Roanoke Times Copyright (c) 1995, Landmark Communications, Inc. DATE: FRIDAY, June 22, 1990 TAG: 9006220205 SECTION: NATIONAL/INTERNATIONAL PAGE: A-11 EDITION: METRO SOURCE: The Washington Post DATELINE: SAN FRANCISCO LENGTH: Medium
In an unusual, three-hour session Wednesday night at the Sixth International Conference on AIDS here, Luc Montagnier, the French co-discoverer of HIV, presented data showing that a bacteria-like organism known as a mycoplasma spurs a slowly-reproducing population of AIDS viruses into one that multiplies much faster - at least in cells growing in a dish. He suggested that in human beings, mycoplasma infection turns an otherwise benign HIV infection into a disease.
Montagnier's statement immediately drew criticism from a wide spectrum of other AIDS experts. They said it appeared to challenge a large body of research accumulated since the AIDS virus was discovered seven years ago.
Mycoplasma infections, which cause a number of diseases including pneumonia, have been thought for some time to be a one of several infections that attack the body along with with HIV, weakening the immune system further and possibly explaining why some people get sick faster than others.

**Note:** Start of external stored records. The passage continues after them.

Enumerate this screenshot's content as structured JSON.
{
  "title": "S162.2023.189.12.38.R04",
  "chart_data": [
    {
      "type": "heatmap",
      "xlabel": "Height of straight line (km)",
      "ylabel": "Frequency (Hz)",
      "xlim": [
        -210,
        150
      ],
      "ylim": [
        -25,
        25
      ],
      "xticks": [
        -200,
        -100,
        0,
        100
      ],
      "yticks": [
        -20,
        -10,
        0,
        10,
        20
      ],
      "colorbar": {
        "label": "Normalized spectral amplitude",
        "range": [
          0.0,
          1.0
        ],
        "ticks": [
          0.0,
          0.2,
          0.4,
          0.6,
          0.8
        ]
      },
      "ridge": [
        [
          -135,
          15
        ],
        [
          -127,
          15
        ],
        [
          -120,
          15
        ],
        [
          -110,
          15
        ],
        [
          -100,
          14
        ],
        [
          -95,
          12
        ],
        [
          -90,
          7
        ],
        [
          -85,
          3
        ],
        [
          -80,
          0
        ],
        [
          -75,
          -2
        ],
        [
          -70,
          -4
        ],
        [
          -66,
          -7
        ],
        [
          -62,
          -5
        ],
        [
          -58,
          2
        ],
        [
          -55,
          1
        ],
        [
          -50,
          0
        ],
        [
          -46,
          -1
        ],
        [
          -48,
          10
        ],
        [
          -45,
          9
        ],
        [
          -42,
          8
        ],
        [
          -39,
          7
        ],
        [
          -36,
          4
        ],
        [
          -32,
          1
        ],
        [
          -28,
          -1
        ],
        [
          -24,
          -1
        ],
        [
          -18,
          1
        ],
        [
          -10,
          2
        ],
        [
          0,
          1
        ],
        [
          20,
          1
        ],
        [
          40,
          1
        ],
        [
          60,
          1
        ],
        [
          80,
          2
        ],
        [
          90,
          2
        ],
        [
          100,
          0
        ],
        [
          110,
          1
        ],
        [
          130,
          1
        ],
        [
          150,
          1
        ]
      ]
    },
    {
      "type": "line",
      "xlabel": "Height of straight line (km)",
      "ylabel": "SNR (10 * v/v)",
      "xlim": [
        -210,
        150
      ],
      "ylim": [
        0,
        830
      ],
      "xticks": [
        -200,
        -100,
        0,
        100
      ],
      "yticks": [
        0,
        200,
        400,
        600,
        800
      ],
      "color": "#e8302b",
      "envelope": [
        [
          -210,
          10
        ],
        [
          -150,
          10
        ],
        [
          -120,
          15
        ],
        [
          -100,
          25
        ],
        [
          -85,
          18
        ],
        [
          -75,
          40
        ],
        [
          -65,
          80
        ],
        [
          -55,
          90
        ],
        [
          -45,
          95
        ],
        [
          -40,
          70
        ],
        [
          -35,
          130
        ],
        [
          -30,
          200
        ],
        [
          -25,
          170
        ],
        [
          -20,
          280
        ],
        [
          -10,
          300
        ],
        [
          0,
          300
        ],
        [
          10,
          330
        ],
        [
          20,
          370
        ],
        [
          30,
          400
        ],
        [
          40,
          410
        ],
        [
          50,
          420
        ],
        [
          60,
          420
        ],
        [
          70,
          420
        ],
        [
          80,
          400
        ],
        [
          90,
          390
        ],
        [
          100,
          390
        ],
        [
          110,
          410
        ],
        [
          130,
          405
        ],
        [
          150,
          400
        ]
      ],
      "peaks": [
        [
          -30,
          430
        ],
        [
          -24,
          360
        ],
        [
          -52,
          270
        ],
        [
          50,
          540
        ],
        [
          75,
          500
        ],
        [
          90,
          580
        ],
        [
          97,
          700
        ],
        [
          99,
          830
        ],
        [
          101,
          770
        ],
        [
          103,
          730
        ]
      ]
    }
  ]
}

But in a conclusion that drew deep skepticism from many AIDS researchers and mycoplasma specialists, Montagnier took the mycoplasma hypothesis even further, saying that he found it "quite feasible" that the microbe may be the critical additional factor that turns HIV from a "peaceful" virus into a killer. "This is not to say that HIV is not the primary agent, but there are serious shortcomings in the idea that it causes all the disease," Montagnier said.
"My feeling is that there will have to be a whole lot more work done before we can understand this," said Joseph G. Tully, a mycoplasmologist at the National Institutes of Health. "I don't know if I would go as far as he has at this point."